The single well produced around 100,000 barrels a day. The population of Beaumont mushroomed from 8,000 to 60,000 within a year. By 1902 285 wells were operating on Spindletop Hill and over 600 oil companies had been chartered. Lucas, a minority partner, did not share in the bonanza of wealth produced by the well.  He was forced out of the company leaving it in the hands of the Eastern investors by the end of the year.

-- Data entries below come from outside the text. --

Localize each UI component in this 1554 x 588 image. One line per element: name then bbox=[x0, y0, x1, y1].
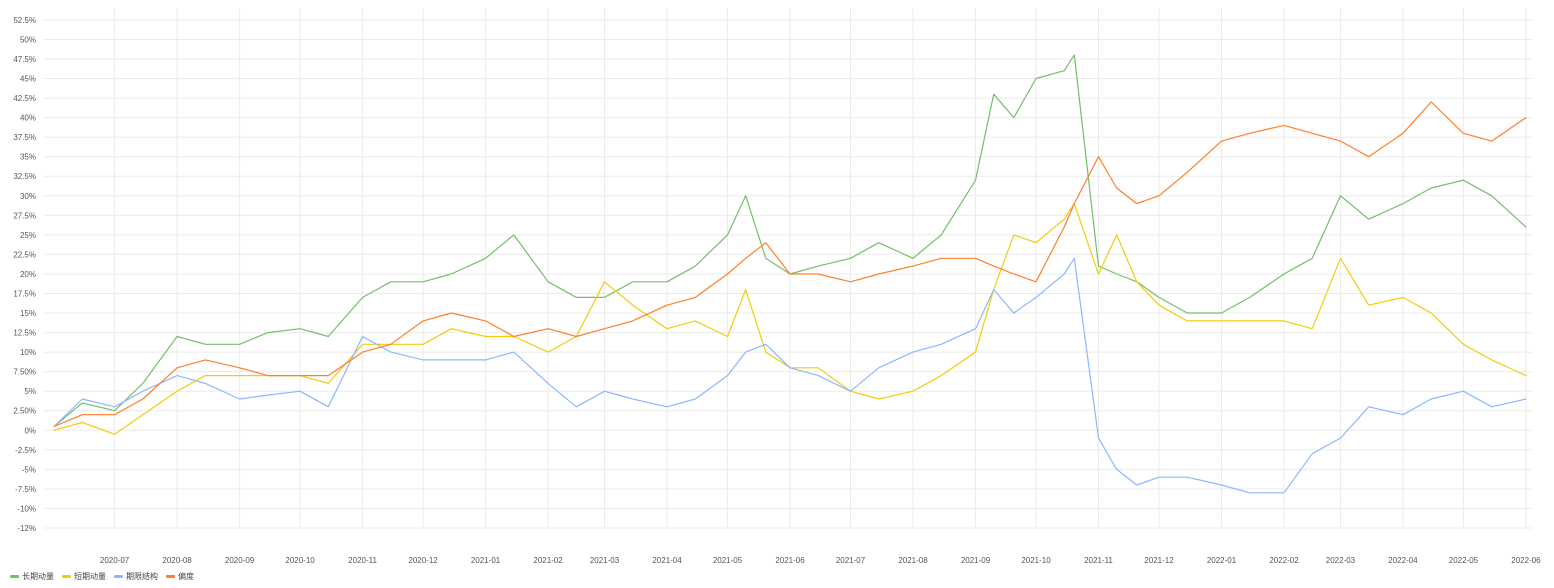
y-tick-label: 17.5% bbox=[13, 289, 36, 298]
legend-label: 短期动量 bbox=[74, 572, 106, 581]
y-tick-label: 2.50% bbox=[13, 407, 36, 416]
x-tick-label: 2020-08 bbox=[162, 556, 192, 565]
y-tick-label: 25% bbox=[20, 231, 36, 240]
legend: 长期动量 短期动量 期限结构 偏度 bbox=[10, 571, 194, 582]
x-tick-label: 2021-01 bbox=[471, 556, 501, 565]
y-tick-label: 27.5% bbox=[13, 211, 36, 220]
x-tick-label: 2021-06 bbox=[775, 556, 805, 565]
y-tick-label: 20% bbox=[20, 270, 36, 279]
y-axis: 52.5% 50% 47.5% 45% 42.5% 40% 37.5% 35% 32.5% 30%… bbox=[13, 16, 36, 533]
y-tick-label: 0% bbox=[24, 426, 36, 435]
series-line-1 bbox=[53, 203, 1527, 435]
y-tick-label: 47.5% bbox=[13, 55, 36, 64]
y-tick-label: 22.5% bbox=[13, 250, 36, 259]
x-tick-label: 2021-07 bbox=[836, 556, 866, 565]
y-tick-label: -7.5% bbox=[15, 485, 36, 494]
y-tick-label: 32.5% bbox=[13, 172, 36, 181]
x-tick-label: 2021-02 bbox=[533, 556, 563, 565]
x-tick-label: 2020-10 bbox=[285, 556, 315, 565]
line-chart: 52.5% 50% 47.5% 45% 42.5% 40% 37.5% 35% 32.5% 30%… bbox=[13, 8, 1541, 565]
x-tick-label: 2022-04 bbox=[1388, 556, 1418, 565]
legend-item-long-momentum[interactable]: 长期动量 bbox=[10, 571, 54, 582]
series-line-0 bbox=[53, 54, 1527, 427]
x-tick-label: 2021-10 bbox=[1021, 556, 1051, 565]
y-tick-label: 42.5% bbox=[13, 94, 36, 103]
x-tick-label: 2020-11 bbox=[348, 556, 377, 565]
legend-swatch bbox=[62, 575, 71, 578]
legend-swatch bbox=[10, 575, 19, 578]
grid bbox=[44, 8, 1532, 529]
x-tick-label: 2020-12 bbox=[408, 556, 438, 565]
legend-label: 偏度 bbox=[178, 572, 194, 581]
y-tick-label: 10% bbox=[20, 348, 36, 357]
y-tick-label: -12% bbox=[17, 524, 36, 533]
y-tick-label: 30% bbox=[20, 192, 36, 201]
y-tick-label: 7.50% bbox=[13, 368, 36, 377]
x-tick-label: 2021-08 bbox=[898, 556, 928, 565]
y-tick-label: 45% bbox=[20, 75, 36, 84]
legend-item-skewness[interactable]: 偏度 bbox=[166, 571, 194, 582]
series-line-2 bbox=[53, 257, 1527, 494]
x-tick-label: 2021-09 bbox=[961, 556, 991, 565]
y-tick-label: 40% bbox=[20, 114, 36, 123]
series-line-3 bbox=[53, 101, 1527, 427]
y-tick-label: 15% bbox=[20, 309, 36, 318]
x-tick-label: 2021-12 bbox=[1144, 556, 1174, 565]
y-tick-label: 50% bbox=[20, 35, 36, 44]
x-tick-label: 2021-03 bbox=[590, 556, 620, 565]
legend-label: 期限结构 bbox=[126, 572, 158, 581]
y-tick-label: -10% bbox=[17, 504, 36, 513]
y-tick-label: 5% bbox=[24, 387, 36, 396]
x-tick-label: 2021-11 bbox=[1084, 556, 1113, 565]
series-lines bbox=[53, 54, 1527, 494]
legend-swatch bbox=[114, 575, 123, 578]
x-tick-label: 2022-02 bbox=[1269, 556, 1299, 565]
y-tick-label: 37.5% bbox=[13, 133, 36, 142]
x-tick-label: 2022-01 bbox=[1207, 556, 1237, 565]
x-axis: 2020-07 2020-08 2020-09 2020-10 2020-11 2020-… bbox=[100, 556, 1541, 565]
x-tick-label: 2022-05 bbox=[1449, 556, 1479, 565]
legend-label: 长期动量 bbox=[22, 572, 54, 581]
x-tick-label: 2021-05 bbox=[713, 556, 743, 565]
x-tick-label: 2022-06 bbox=[1511, 556, 1541, 565]
x-tick-label: 2022-03 bbox=[1326, 556, 1356, 565]
legend-item-term-structure[interactable]: 期限结构 bbox=[114, 571, 158, 582]
y-tick-label: 52.5% bbox=[13, 16, 36, 25]
x-tick-label: 2021-04 bbox=[652, 556, 682, 565]
y-tick-label: -5% bbox=[22, 465, 36, 474]
legend-item-short-momentum[interactable]: 短期动量 bbox=[62, 571, 106, 582]
legend-swatch bbox=[166, 575, 175, 578]
x-tick-label: 2020-07 bbox=[100, 556, 130, 565]
x-tick-label: 2020-09 bbox=[225, 556, 255, 565]
y-tick-label: -2.5% bbox=[15, 446, 36, 455]
y-tick-label: 35% bbox=[20, 153, 36, 162]
y-tick-label: 12.5% bbox=[13, 329, 36, 338]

Higgins for his part sued Lucas and his former partners claiming that he still held the valid lease on the mineral rights of the well.  The complicated case dragged out in the courts but in 1903 Higgins was essentially paid off with $3 million to go away.  He went on to found other oil companies, usually quarreling with his partners and leaving before the wells could produce much revenue. 

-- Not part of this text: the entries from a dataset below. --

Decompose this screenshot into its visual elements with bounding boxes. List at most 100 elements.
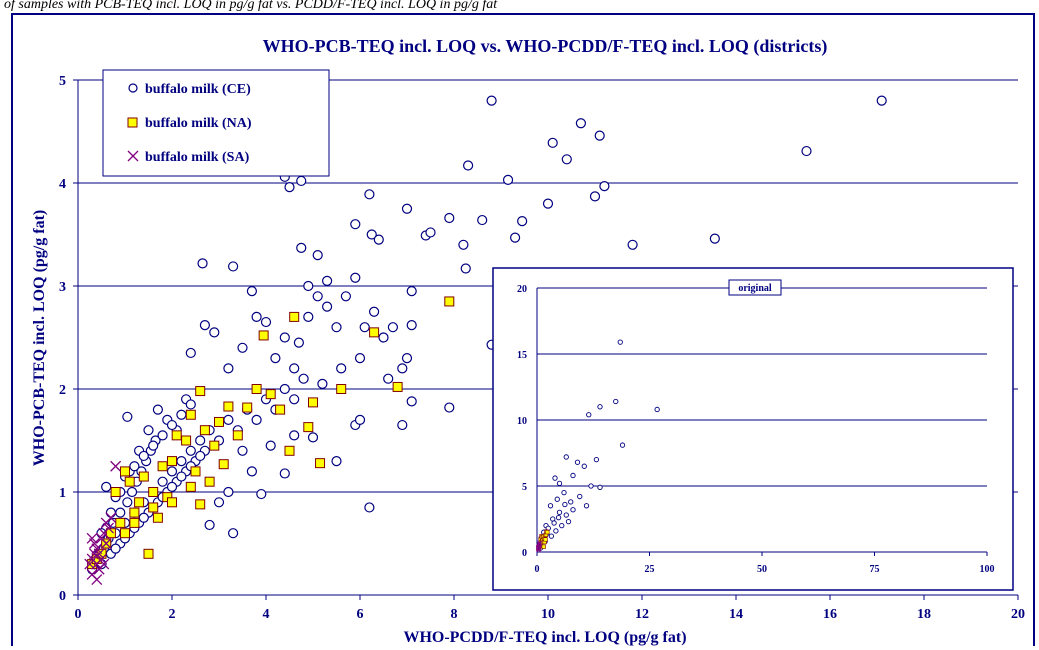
inset-point-na	[545, 530, 550, 535]
x-tick-label: 4	[263, 607, 270, 622]
point-ce	[354, 353, 366, 364]
point-sa	[91, 558, 103, 570]
point-ce	[223, 363, 234, 374]
point-ce	[331, 322, 342, 333]
point-ce	[406, 286, 417, 297]
point-na	[167, 497, 177, 508]
point-ce	[251, 414, 262, 425]
point-ce	[366, 229, 377, 240]
inset-point	[570, 507, 576, 513]
point-ce	[627, 239, 638, 250]
point-ce	[575, 118, 587, 129]
point-ce	[876, 95, 887, 106]
y-tick-label: 0	[59, 589, 66, 604]
y-tick-label: 4	[59, 177, 66, 192]
point-ce	[246, 466, 257, 477]
point-ce	[401, 203, 413, 214]
x-tick-label: 8	[451, 607, 458, 622]
point-ce	[228, 528, 239, 539]
point-ce	[336, 363, 347, 374]
point-na	[124, 476, 135, 487]
x-tick-label: 18	[917, 607, 931, 622]
point-ce	[129, 461, 140, 472]
inset-title: original	[738, 283, 772, 294]
legend-marker-na	[127, 117, 138, 128]
point-ce	[122, 497, 133, 508]
inset-point	[563, 454, 569, 460]
point-ce	[293, 337, 304, 348]
inset-point	[617, 339, 623, 345]
point-ce	[237, 445, 248, 456]
point-na	[129, 507, 140, 518]
y-tick-label: 3	[59, 280, 66, 295]
point-ce	[110, 543, 121, 554]
point-ce	[547, 137, 558, 148]
point-na	[232, 430, 243, 441]
point-ce	[312, 250, 323, 261]
legend-box	[102, 69, 330, 177]
point-na	[265, 389, 276, 400]
point-ce	[152, 404, 163, 415]
inset-point	[597, 404, 603, 410]
inset-point-na	[541, 544, 546, 549]
inset-title-box	[728, 279, 782, 296]
point-sa	[100, 538, 112, 549]
point-na	[308, 397, 318, 408]
point-na	[115, 517, 126, 528]
inset-point	[552, 475, 558, 481]
point-na	[134, 497, 145, 508]
chart-frame	[11, 13, 1035, 646]
point-ce	[801, 145, 812, 157]
figure-caption: of samples with PCB-TEQ incl. LOQ in pg/…	[4, 0, 498, 12]
point-na	[369, 327, 380, 338]
point-sa	[105, 512, 117, 524]
inset-point	[568, 499, 574, 505]
data-points	[84, 95, 887, 586]
point-ce	[176, 409, 187, 420]
point-ce	[289, 430, 300, 441]
point-na	[157, 461, 168, 472]
point-ce	[709, 233, 720, 244]
point-ce	[279, 468, 290, 479]
point-na	[171, 430, 182, 441]
inset-data-points	[535, 339, 660, 553]
point-na	[138, 471, 149, 482]
point-ce	[101, 481, 112, 492]
point-ce	[289, 394, 300, 405]
point-ce	[378, 332, 389, 343]
inset-point	[563, 512, 569, 518]
point-ce	[298, 373, 309, 384]
point-ce	[354, 414, 366, 425]
point-ce	[322, 275, 333, 286]
legend-marker-sa	[127, 150, 139, 162]
y-tick-labels: 0 1 2 3 4 5	[59, 74, 66, 604]
legend-label-na: buffalo milk (NA)	[145, 116, 252, 131]
point-ce	[289, 363, 300, 374]
x-tick-label: 10	[541, 607, 555, 622]
x-axis-title: WHO-PCDD/F-TEQ incl. LOQ (pg/g fat)	[403, 629, 686, 646]
point-ce	[477, 214, 488, 226]
inset-point	[561, 489, 567, 496]
inset-point	[556, 480, 563, 487]
point-ce	[387, 322, 398, 333]
inset-y-tick-label: 15	[517, 350, 527, 361]
point-ce	[251, 311, 262, 322]
inset-point	[548, 533, 555, 539]
chart-title: WHO-PCB-TEQ incl. LOQ vs. WHO-PCDD/F-TEQ…	[263, 36, 828, 57]
inset-point-sa	[536, 547, 542, 553]
point-ce	[303, 311, 314, 322]
inset-point	[581, 463, 587, 469]
point-na	[185, 481, 196, 492]
x-tick-label: 6	[357, 607, 364, 622]
point-ce	[166, 466, 178, 477]
inset-point	[547, 503, 554, 509]
x-tick-label: 12	[635, 607, 649, 622]
point-ce	[148, 440, 159, 451]
point-ce	[364, 189, 375, 200]
point-ce	[260, 316, 272, 328]
inset-x-tick-label: 25	[645, 564, 655, 575]
point-ce	[279, 332, 290, 343]
point-sa	[86, 532, 98, 544]
point-ce	[270, 353, 281, 364]
inset-point	[577, 493, 583, 500]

The Oil Boom came at an auspicious moment.  It assured what seemed like unlimited supplies of cheap oil just as the infant automobile industry was about to take off.  Heretofore scores of small companies had been founded the most successful of which hand built a dozen or so cars a year for sale to the rich in search of new toys and ways to display their wealth.  But the matter of how automobiles would be powered was far from settled.  Several companies were producing battery powered electric cars and steam still looked like a viable option.  The prospect of cheap gasoline tipped the scales to internal combustion engines.

In 1903 the Curved Dash Olds became the first successfully mass marketed car.  Soon several companies with familiar names were turning out luxury cars—Cadillac, Packard, and Buick among them.  Henry Ford entered the market with his inexpensive assembly line produced Model T in 1908 which put motoring within the reach of the middle class and within a few years even blue collar workers.  By 1920 millions of vehicles were on the road, city streets were being paved, and a haphazard web of interconnecting highways was being developed.  America was on wheels and powered by gasoline.

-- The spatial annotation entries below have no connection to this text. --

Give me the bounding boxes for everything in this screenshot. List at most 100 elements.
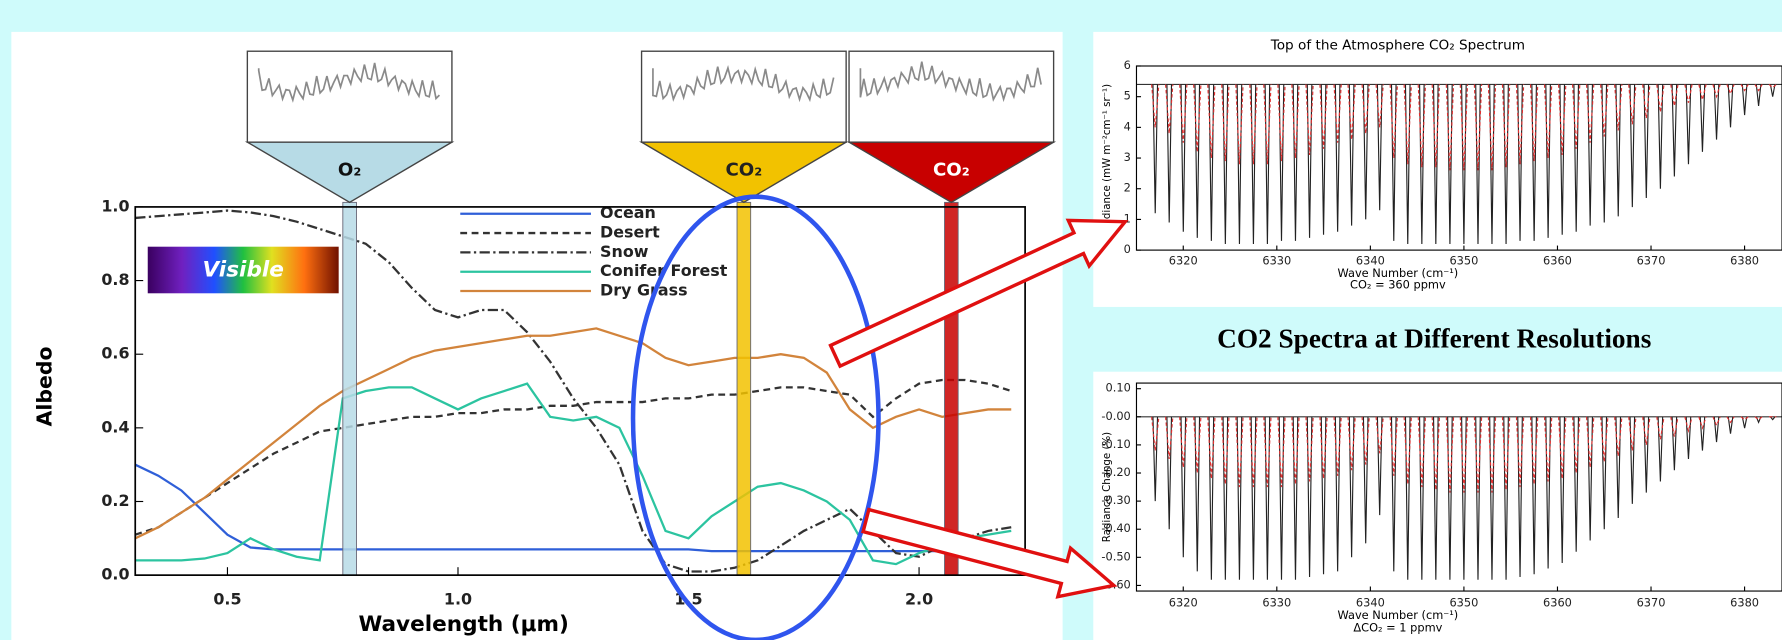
absorption-line — [1559, 416, 1566, 563]
x-tick-label: 6350 — [1449, 253, 1478, 267]
absorption-line — [1193, 416, 1202, 474]
absorption-line — [1292, 416, 1299, 580]
absorption-line — [1615, 84, 1622, 217]
y-axis-label: Radiance (mW m⁻²cm⁻¹ sr⁻¹) — [1102, 84, 1113, 232]
absorption-line — [1334, 416, 1341, 572]
y-tick-label: -0.00 — [1101, 409, 1130, 423]
absorption-line — [1249, 84, 1258, 165]
x-tick-label: 6330 — [1262, 596, 1291, 610]
band-column — [736, 201, 752, 576]
absorption-line — [1263, 416, 1272, 488]
absorption-line — [1277, 84, 1286, 162]
band-label: CO₂ — [933, 160, 970, 181]
absorption-line — [1571, 416, 1581, 474]
absorption-line — [1741, 416, 1748, 429]
absorption-line — [1320, 416, 1327, 575]
absorption-line — [1459, 416, 1469, 493]
absorption-line — [1587, 416, 1594, 541]
absorption-line — [1529, 84, 1539, 162]
absorption-line — [1671, 84, 1678, 177]
absorption-line — [1166, 84, 1173, 223]
x-tick-label: 6330 — [1262, 253, 1291, 267]
absorption-line — [1389, 84, 1398, 159]
y-tick-label: 0.4 — [101, 417, 129, 436]
top-right-panel — [1093, 31, 1782, 307]
absorption-line — [1417, 416, 1427, 488]
absorption-line — [1614, 416, 1623, 457]
absorption-line — [1656, 416, 1665, 440]
absorption-line — [1291, 84, 1300, 159]
absorption-line — [1347, 84, 1356, 140]
x-tick-label: 6370 — [1637, 253, 1666, 267]
absorption-line — [1432, 416, 1439, 580]
absorption-line — [1348, 84, 1355, 226]
visible-box: Visible — [147, 246, 339, 294]
absorption-line — [1207, 416, 1216, 479]
absorption-line — [1431, 416, 1441, 490]
heading: CO2 Spectra at Different Resolutions — [1217, 323, 1651, 353]
absorption-line — [1713, 416, 1720, 443]
y-tick-label: 0.6 — [101, 344, 129, 363]
x-tick-label: 6340 — [1356, 253, 1385, 267]
absorption-line — [1670, 416, 1679, 437]
absorption-line — [1573, 416, 1580, 552]
insert-spectrum — [859, 61, 1042, 103]
absorption-line — [1431, 84, 1441, 168]
absorption-line — [1671, 416, 1678, 471]
absorption-line — [1389, 416, 1398, 476]
arrow — [861, 507, 1118, 599]
absorption-line — [1712, 416, 1721, 427]
legend-label: Dry Grass — [600, 281, 688, 300]
absorption-line — [1713, 84, 1720, 140]
absorption-line — [1642, 416, 1651, 445]
absorption-line — [1376, 84, 1383, 211]
series-line — [134, 378, 1012, 536]
absorption-line — [1473, 416, 1483, 493]
insert-spectrum — [652, 65, 835, 103]
y-tick-label: -0.50 — [1101, 549, 1130, 563]
absorption-line — [1657, 416, 1664, 482]
absorption-line — [1629, 416, 1636, 504]
y-tick-label: 3 — [1124, 150, 1131, 164]
absorption-line — [1698, 416, 1707, 430]
x-tick-label: 6340 — [1356, 596, 1385, 610]
absorption-line — [1151, 84, 1160, 128]
absorption-line — [1740, 84, 1749, 92]
absorption-line — [1614, 84, 1623, 131]
y-tick-label: 0.8 — [101, 270, 129, 289]
absorption-line — [1699, 416, 1706, 451]
absorption-line — [1712, 84, 1721, 99]
band-label: O₂ — [338, 160, 361, 181]
absorption-line — [1376, 416, 1383, 516]
x-axis-label: Wave Number (cm⁻¹) — [1337, 608, 1458, 622]
absorption-line — [1180, 416, 1187, 558]
absorption-line — [1333, 416, 1342, 476]
absorption-line — [1571, 84, 1581, 149]
absorption-line — [1558, 84, 1567, 156]
band-marker — [639, 141, 849, 204]
absorption-line — [1600, 416, 1609, 462]
absorption-line — [1629, 84, 1636, 208]
x-tick-label: 1.0 — [444, 590, 472, 609]
absorption-line — [1417, 84, 1427, 168]
absorption-line — [1769, 416, 1776, 421]
absorption-line — [1152, 416, 1159, 502]
legend-label: Desert — [600, 223, 660, 242]
absorption-line — [1375, 84, 1384, 128]
absorption-line — [1726, 84, 1735, 96]
plot-frame — [1135, 382, 1782, 592]
y-tick-label: 1.0 — [101, 196, 129, 215]
absorption-line — [1375, 416, 1384, 454]
absorption-line — [1501, 416, 1511, 490]
absorption-line — [1573, 84, 1580, 232]
x-tick-label: 6350 — [1449, 596, 1478, 610]
absorption-line — [1319, 84, 1328, 149]
absorption-line — [1769, 84, 1776, 97]
absorption-line — [1179, 84, 1188, 143]
absorption-line — [1305, 84, 1314, 156]
absorption-line — [1615, 416, 1622, 518]
absorption-line — [1361, 416, 1370, 465]
x-tick-label: 0.5 — [213, 590, 241, 609]
y-axis-label: Radiance Change (%) — [1102, 432, 1113, 542]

Just 18 months after the Lucas strike, Spindletop Hill was a forest of derricks operated by dozens of wildcatters and speculative companies.  Within five years almost all would be absorbed into powerful new petroleum companies competing with Standard Oil.

All the wealth produced by this boom was not destined to stay in the hands of small time operators like Higgins and Lucas and the others that followed them to Spindletop and to a succession of oil boom towns from Tampico in Mexico to the Texas interior and Oklahoma up to Wyoming and out in California.  Sometimes led by an astute oil man but more frequently by bankers and Wall Street investors the small firms were gobbled up and linked to refineries and distribution systems.  Out of Spindletop and surrounding oil fields Gulf Oil and Texaco were formed and were soon competing with Standard Oil and after the Federal break-up its still powerful regional descendants.  In post-World War I America branded gas stations became a national fixture.

MGM's Boom Town starring Clark Gable, Spencer Tracy, Clauette Colbert, Heddy Lamarr, and Frank Morgan was just one of the films inspired by Spindle Top.

The story of Spindletop also influenced pop culture.  The 1940 MGM classic Boom Town starring Clark Gable, Spencer Tracy, Claudette Colbert, Heddy Lamarr, and Frank Morgan was largely inspired by Higgins and Lucas.  Edna Ferbers novel Giant and the 1956 Warner Bros. epic movie starring Rock Hudson, Elizabeth Taylor, and James Dean partially modeled the bitter and jealous character Jeff Rinks on Higgins.  More recently the Academy Award winning 2008 film There Will Be Blood based on Upton Sinclairs muckraking novel Oil! starring Daniel Day Lewis also drew inspiration Spindletop.

A model of the original derrick and a Lone Star topped obelisk monument to Lucas are the central attractions of the Spindletop Gladys City Boomtown Museum in Beaumont.

The Lucas Gusher Monument is a nearly 60 foot tall obelisk topped by a Texas Lone Star was erected at the site of the original well head in 1941.  In 1977 it was moved to the Spindletop Gladys City Boomtown Museum in Beaumont near a reproduction of the original oil derrick.  Today a flagpole marks the original well.